W3: How to get these counterfactual images?

问题

See Weaknesses

审稿意见
3

This paper delves into the application of detailed human rationales, specifically bounding boxes of the input image that contain the causal attribute of the image, to enhance image classification performance. The authors introduce a counterfactual alignment loss that encourages the model to concentrate on the same regions as the provided annotations. The model's effectiveness is demonstrated using a lung cancer diagnosis dataset, showing meaningful interpretations.

优点

  1. The integration of counterfactual reasoning with human rationales is an intriguing approach. The paper's motivation is well-articulated.
  2. The paper is generally well-written and easy to comprehend, although there are areas where improvements could be made.

缺点

  1. The authors appear to lack a comprehensive understanding of the current state of the field. Numerous papers have already explored the use of human rationales to enhance prediction accuracy [1,2,3]. Even within the specific context of lung cancer prediction, prior work has demonstrated the value of using human annotations [4]. It is crucial for the authors to distinguish their method, theoretically and empirically, from previously published work.
  2. The empirical evaluation of the method is somewhat lacking, with only one lung cancer prediction dataset used. There are numerous other vision tasks, such as Visual Question Answering, that could demonstrate the model's effectiveness. Furthermore, even within lung cancer prediction, there are multiple datasets available, such as NLST (https://cdas.cancer.gov/learn/nlst/images/). It is not feasible to accept this paper based solely on results from one dataset.
  3. The results in the paper are presented as a bar plot without any numerical values. For a scientific paper, it is imperative to include all raw data (accuracies) in a tabular format.

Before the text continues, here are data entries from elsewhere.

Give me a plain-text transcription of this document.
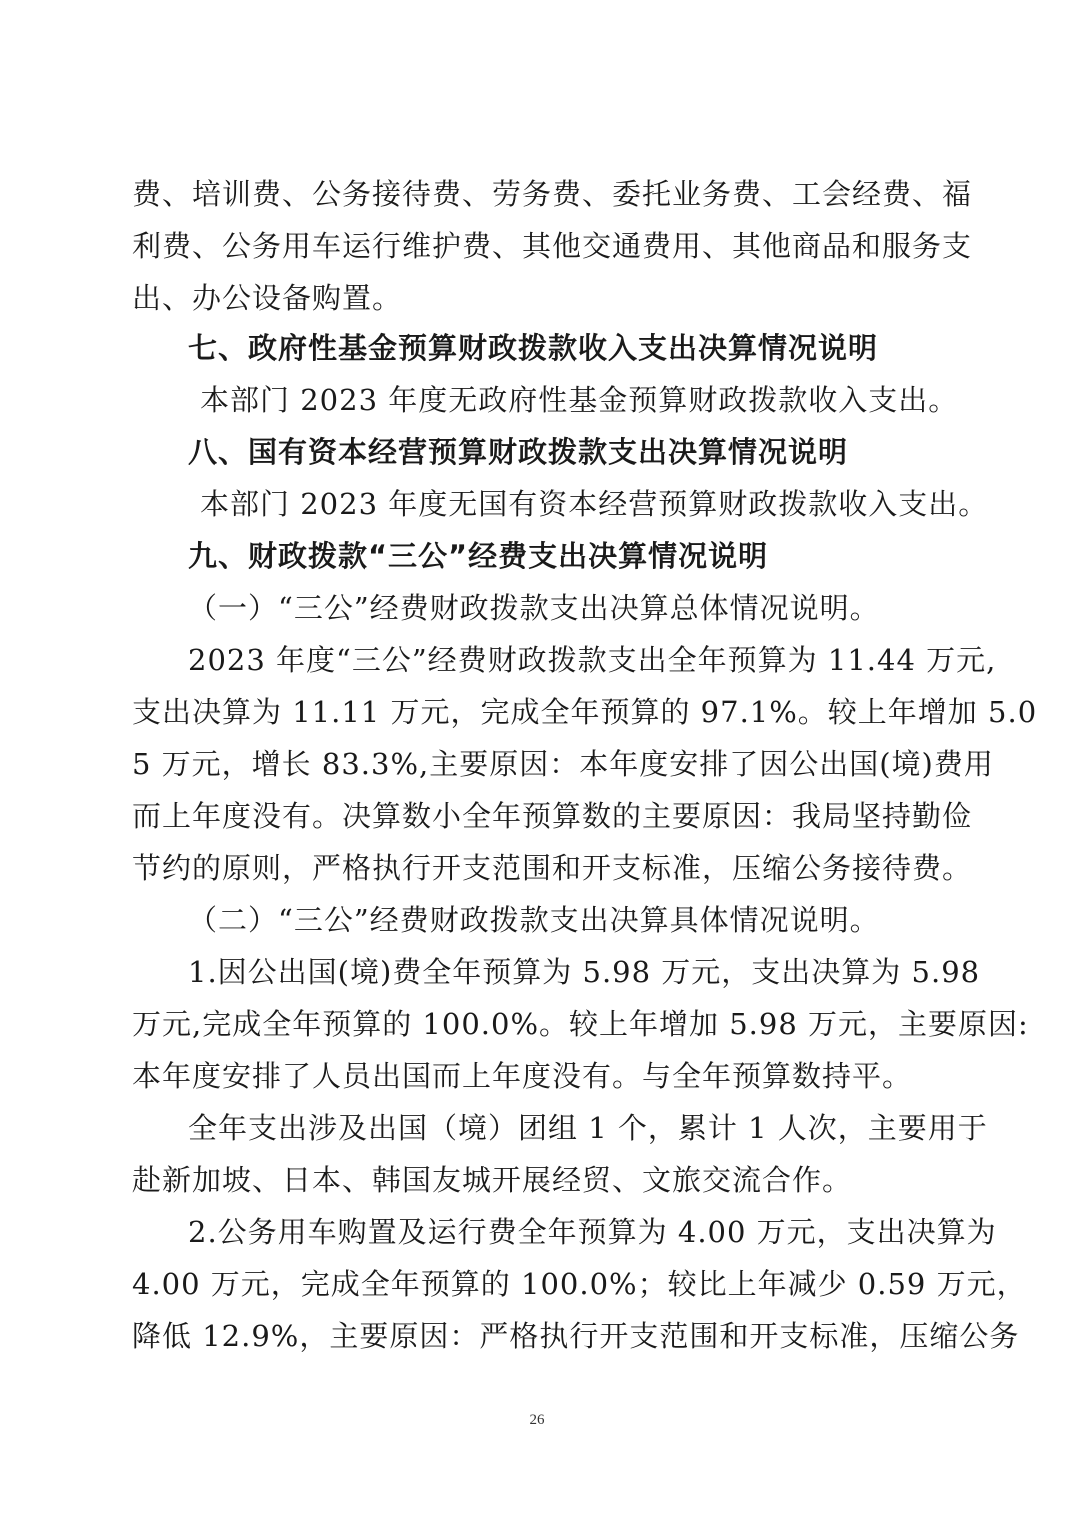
费、培训费、公务接待费、劳务费、委托业务费、工会经费、福
利费、公务用车运行维护费、其他交通费用、其他商品和服务支
出、办公设备购置。
七、政府性基金预算财政拨款收入支出决算情况说明
本部门 2023 年度无政府性基金预算财政拨款收入支出。
八、国有资本经营预算财政拨款支出决算情况说明
本部门 2023 年度无国有资本经营预算财政拨款收入支出。
九、财政拨款“三公”经费支出决算情况说明
（一）“三公”经费财政拨款支出决算总体情况说明。
2023 年度“三公”经费财政拨款支出全年预算为 11.44 万元,
支出决算为 11.11 万元，完成全年预算的 97.1%。较上年增加 5.0
5 万元，增长 83.3%,主要原因：本年度安排了因公出国(境)费用
而上年度没有。决算数小全年预算数的主要原因：我局坚持勤俭
节约的原则，严格执行开支范围和开支标准，压缩公务接待费。
（二）“三公”经费财政拨款支出决算具体情况说明。
1.因公出国(境)费全年预算为 5.98 万元，支出决算为 5.98
万元,完成全年预算的 100.0%。较上年增加 5.98 万元，主要原因:
本年度安排了人员出国而上年度没有。与全年预算数持平。
全年支出涉及出国（境）团组 1 个，累计 1 人次，主要用于
赴新加坡、日本、韩国友城开展经贸、文旅交流合作。
2.公务用车购置及运行费全年预算为 4.00 万元，支出决算为
4.00 万元，完成全年预算的 100.0%；较比上年减少 0.59 万元，
降低 12.9%，主要原因：严格执行开支范围和开支标准，压缩公务
26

Here are the related references that I found on google scholar in just 5 minutes: [1] Qiao, Tingting, Jianfeng Dong, and Duanqing Xu. "Exploring human-like attention supervision in visual question answering." Proceedings of the AAAI Conference on Artificial Intelligence. Vol. 32. No. 1. 2018. [2] Selvaraju, Ramprasaath R., et al. "Casting your model: Learning to localize improves self-supervised representations." Proceedings of the IEEE/CVF Conference on Computer Vision and Pattern Recognition. 2021. [3] Selvaraju, Ramprasaath R., et al. "Casting your model: Learning to localize improves self-supervised representations." Proceedings of the IEEE/CVF Conference on Computer Vision and Pattern Recognition. 2021. [4] Mikhael, Peter G., et al. "Sybil: A validated deep learning model to predict future lung cancer risk from a single low-dose chest computed tomography." Journal of Clinical Oncology 41.12 (2023): 2191-2200.

问题

CE typically stands for cross entropy. Please do not use it as an acronym for Counterfactual Explanation. In fact, in Figure 2, you use CE for cross entropy yourself.